May’s economy gained 339k jobs despite Fed rate hikes, with unemployment at 3.7%.

May Job Growth Beats Expectations Despite Fed Rate Hikes

The economy again beat expectations in May and added 339,000 jobs, showing that the labor market is still holding up despite the Federal Reserve’s rate hiking.

The headline job growth number in Friday’s employment report from the Bureau of Labor Statistics was far more than predicted, although the unemployment rate rose to 3.7%, still a historically low figure. Friday’s report is being closely scrutinized as it comes against the backdrop of several major economic developments, including the Fed’s rate hikes, banking sector turmoil, and a weakened housing market.

Resilient Labor Market

The employment report’s household survey found that the number of unemployed persons rose by 440,000 to 6.1 million. Amazingly, and despite the Fed’s tightening, the country’s headline unemployment rate has only ranged from 3.4% to 3.7% since March 2022. The labor force participation rate held steady from the month before at 62.6% in May, and the employment-population ratio was little changed at 60.3%. A stronger jobs report shows that rate hikes aren’t harming the labor market as much as expected and could cause the Fed to lean toward another rate hike later this month.

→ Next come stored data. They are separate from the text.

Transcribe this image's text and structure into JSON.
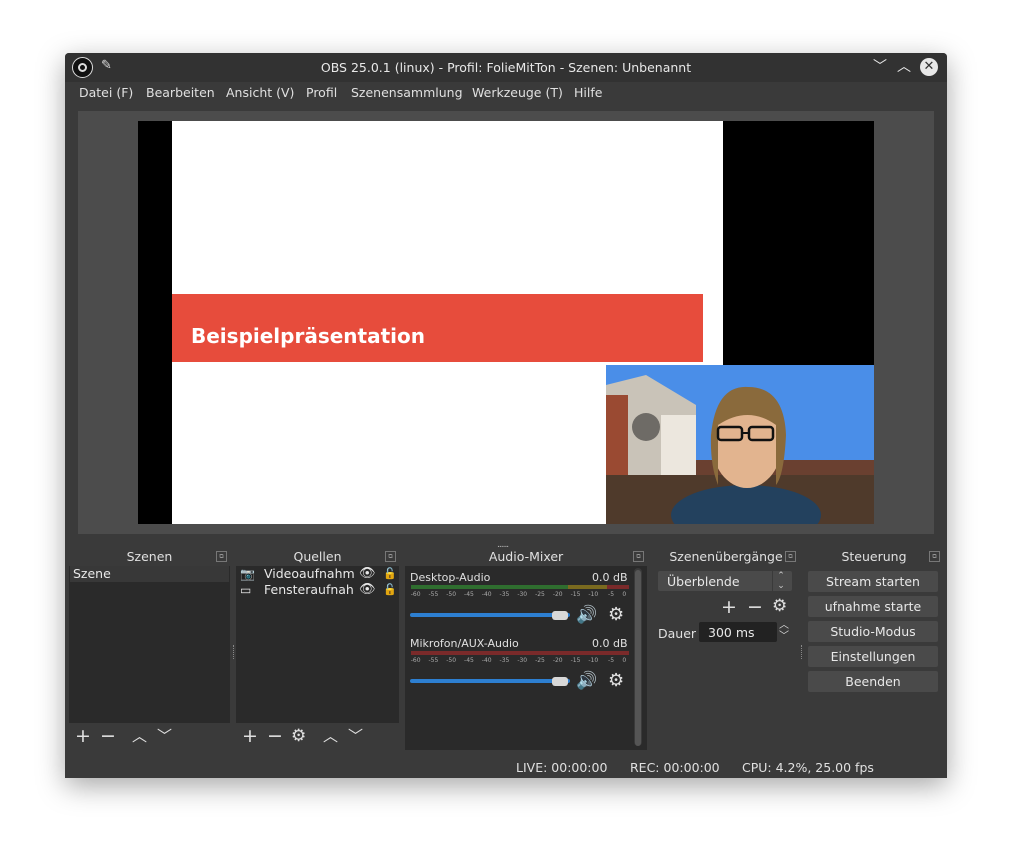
{
  "window": {
    "title": "OBS 25.0.1 (linux) - Profil: FolieMitTon - Szenen: Unbenannt"
  },
  "menu": [
    "Datei (F)",
    "Bearbeiten",
    "Ansicht (V)",
    "Profil",
    "Szenensammlung",
    "Werkzeuge (T)",
    "Hilfe"
  ],
  "preview": {
    "slide_title": "Beispielpräsentation"
  },
  "scenes": {
    "title": "Szenen",
    "items": [
      "Szene"
    ]
  },
  "sources": {
    "title": "Quellen",
    "items": [
      "Videoaufnahme",
      "Fensteraufnahme"
    ]
  },
  "mixer": {
    "title": "Audio-Mixer",
    "ticks": [
      "-60",
      "-55",
      "-50",
      "-45",
      "-40",
      "-35",
      "-30",
      "-25",
      "-20",
      "-15",
      "-10",
      "-5",
      "0"
    ],
    "channels": [
      {
        "name": "Desktop-Audio",
        "level": "0.0 dB",
        "volume": 0.85
      },
      {
        "name": "Mikrofon/AUX-Audio",
        "level": "0.0 dB",
        "volume": 0.85
      }
    ]
  },
  "transitions": {
    "title": "Szenenübergänge",
    "selected": "Überblende",
    "duration_label": "Dauer",
    "duration_value": "300 ms"
  },
  "controls": {
    "title": "Steuerung",
    "buttons": [
      "Stream starten",
      "ufnahme starte",
      "Studio-Modus",
      "Einstellungen",
      "Beenden"
    ]
  },
  "status": {
    "live": "LIVE: 00:00:00",
    "rec": "REC: 00:00:00",
    "cpu": "CPU: 4.2%, 25.00 fps"
  },
  "colors": {
    "accent_red": "#e74c3c",
    "slider_blue": "#2d7fd1",
    "dark_bg": "#2a2a2a"
  }
}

Positive Revisions and Signs of Resilience

The Bureau of Labor Statistic employment numbers for the previous two months were also increased. March was revised up by 52,000 to 217,000, and April was revised up by 41,000 to 294,000. “With these revisions, employment in March and April combined is 93,000 higher than previously reported,” the release noted. This latest report though shows that the labor market is continuing to show signs of resilience about halfway through 2023 and lessens some fears that a recession is right around the corner.

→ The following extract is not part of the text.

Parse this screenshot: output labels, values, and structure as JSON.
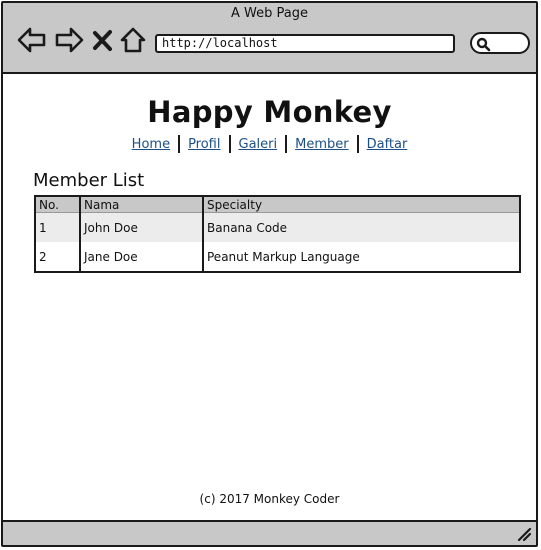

Banking Sector and Housing Market

Meanwhile, the banking sector is still under the microscope following the sudden failure of Silicon Valley Bank back in March. SVB’s downfall acted as a bit of a domino and led to a few other bank collapses as well as some regional banks seeing their stock values plunge. The federal government was able to step in and stymie the worst of the fallout, although economists are still closely watching the banking system given the overall volatility of the economy amid the Fed’s rate hiking.

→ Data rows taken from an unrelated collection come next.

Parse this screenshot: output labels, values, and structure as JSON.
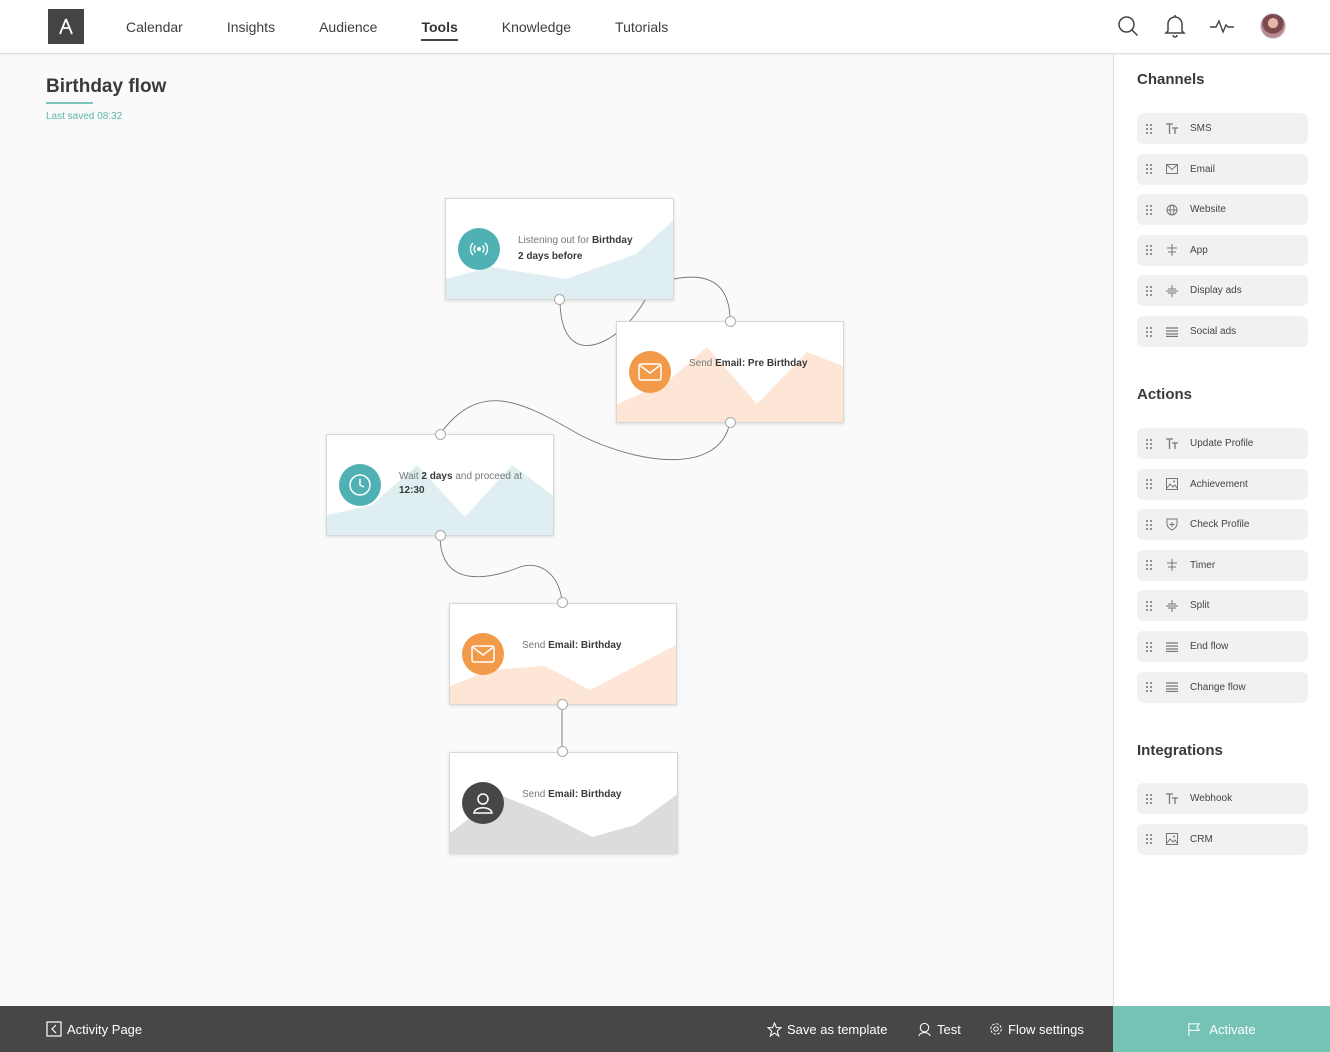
{
  "nav": {
    "items": [
      {
        "label": "Calendar",
        "active": false
      },
      {
        "label": "Insights",
        "active": false
      },
      {
        "label": "Audience",
        "active": false
      },
      {
        "label": "Tools",
        "active": true
      },
      {
        "label": "Knowledge",
        "active": false
      },
      {
        "label": "Tutorials",
        "active": false
      }
    ],
    "icons": [
      "search-icon",
      "bell-icon",
      "activity-icon",
      "avatar"
    ]
  },
  "flow": {
    "title": "Birthday flow",
    "last_saved": "Last saved 08:32",
    "nodes": [
      {
        "id": "trigger",
        "type": "listener",
        "pre": "Listening out for ",
        "bold": "Birthday",
        "line2": "2 days before",
        "color": "#4fb1b4"
      },
      {
        "id": "pre-email",
        "type": "email",
        "pre": "Send ",
        "bold": "Email: Pre Birthday",
        "color": "#f2994a"
      },
      {
        "id": "wait",
        "type": "timer",
        "pre": "Wait ",
        "bold": "2 days",
        "mid": " and proceed at ",
        "bold2": "12:30",
        "color": "#4fb1b4"
      },
      {
        "id": "email",
        "type": "email",
        "pre": "Send ",
        "bold": "Email: Birthday",
        "color": "#f2994a"
      },
      {
        "id": "profile",
        "type": "profile",
        "pre": "Send ",
        "bold": "Email: Birthday",
        "color": "#474747"
      }
    ]
  },
  "sidebar": {
    "channels_title": "Channels",
    "channels": [
      {
        "label": "SMS",
        "icon": "text-icon"
      },
      {
        "label": "Email",
        "icon": "mail-icon"
      },
      {
        "label": "Website",
        "icon": "globe-icon"
      },
      {
        "label": "App",
        "icon": "app-icon"
      },
      {
        "label": "Display ads",
        "icon": "split-icon"
      },
      {
        "label": "Social ads",
        "icon": "list-icon"
      }
    ],
    "actions_title": "Actions",
    "actions": [
      {
        "label": "Update Profile",
        "icon": "text-icon"
      },
      {
        "label": "Achievement",
        "icon": "image-icon"
      },
      {
        "label": "Check Profile",
        "icon": "shield-icon"
      },
      {
        "label": "Timer",
        "icon": "app-icon"
      },
      {
        "label": "Split",
        "icon": "split-icon"
      },
      {
        "label": "End flow",
        "icon": "list-icon"
      },
      {
        "label": "Change flow",
        "icon": "list-icon"
      }
    ],
    "integrations_title": "Integrations",
    "integrations": [
      {
        "label": "Webhook",
        "icon": "text-icon"
      },
      {
        "label": "CRM",
        "icon": "image-icon"
      }
    ]
  },
  "bottombar": {
    "activity_page": "Activity Page",
    "save_template": "Save as template",
    "test": "Test",
    "flow_settings": "Flow settings",
    "activate": "Activate"
  },
  "colors": {
    "teal": "#4fb1b4",
    "orange": "#f2994a",
    "dark": "#474747",
    "accent": "#74c3b4"
  }
}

While the broader economy is not in a recession, many experts contend that the housing market is. Home prices are falling, a sign of just home much the market has cooled since its red-hot zenith in 2020 when the Fed slashed rates to near-zero and mortgage rates fell in response. As of Thursday, the average rate on a 30-year, fixed-rate mortgage was 6.79%, according to Freddie Mac. That number is up from a recent low of just under 6.1% registered in early February and up from about 3.1% at the start of last year. Mortgage rates are now the highest they have been since November.

Construction Jobs Defy Gravity

Despite the flailing housing market, construction jobs have seemingly defied gravity. Friday’s report found that 25,000 new construction jobs were added in May and, over the prior year, construction had added an average of 17,000 jobs per month.

Overall, the latest employment report is a positive sign for the labor market and the economy as a whole, showing resilience in the face of various challenges.